By all means run it by her POTS doctor! Just tonight I've read about 4 articles on how the joint hypermobility syndrome (again now being viewed as EDS-HM) and POTS occur together in as much as 80% of study subjects........ Other articles say 63 + %.......So yes there is a correlation that a POTS specialist might well know about. You could have that doctor refer you to a pediatric geneticist that is versed in EDS. Again not all that easy to find ~ but they are out there. In fact I believe that by going to the EDNF.org website you can read the names of the doctors that are presenting at the huge upcoming conference in Baltimore and maybe find one that way ~ The presenters are going to be holding a clinic at the Conference itself as well for people who have found it difficult to find a treating physician. By having your daughters POTS doctor review her EDS symptoms and your concerns and family history (which is SO important to geneticists and genetic counselors) ~ he or she will hopefully be able to direct you to which doctor geneticist to see and where.

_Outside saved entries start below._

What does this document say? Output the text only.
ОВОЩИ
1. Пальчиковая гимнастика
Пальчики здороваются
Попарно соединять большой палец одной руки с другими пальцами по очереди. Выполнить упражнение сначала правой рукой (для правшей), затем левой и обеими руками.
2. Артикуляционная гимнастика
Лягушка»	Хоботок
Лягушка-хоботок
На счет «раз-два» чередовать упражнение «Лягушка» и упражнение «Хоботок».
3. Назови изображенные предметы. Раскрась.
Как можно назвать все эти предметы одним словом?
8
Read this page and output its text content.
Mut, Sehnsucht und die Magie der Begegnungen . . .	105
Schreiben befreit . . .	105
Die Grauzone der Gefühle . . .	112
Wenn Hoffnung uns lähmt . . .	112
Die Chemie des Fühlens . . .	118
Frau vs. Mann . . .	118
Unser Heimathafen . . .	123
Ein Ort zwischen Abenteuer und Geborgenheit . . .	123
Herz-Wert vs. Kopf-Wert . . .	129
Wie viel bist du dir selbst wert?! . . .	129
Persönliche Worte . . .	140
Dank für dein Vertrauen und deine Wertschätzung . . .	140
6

A thorough history and physical exam (the Beighton Criteria and the revised Brighton Criteria) -- they measure everything lol.... a diagnosis should be able to be made. If then it's some of the more testable types of EDS are being viewed as likely ~ yes now there is a blood test ~ and a small skin sample for biopsy may be recommended. The collagen lab that tests for EDS is in Washington State at the university and they have genetic counselors that sometimes will talk to you if you have questions about an order from your doctor for a biopsy......There is no 'test' for the hypermobility type to be done in a lab.

Good luck to you :-)

The grinding and popping, the subluxing and or dislocating are commonplace .... as I'm sure you've read.
There are videos on utube from EDS programs and EDS patients ~ take with a grain of salt ~ but some were helpful for me to watch.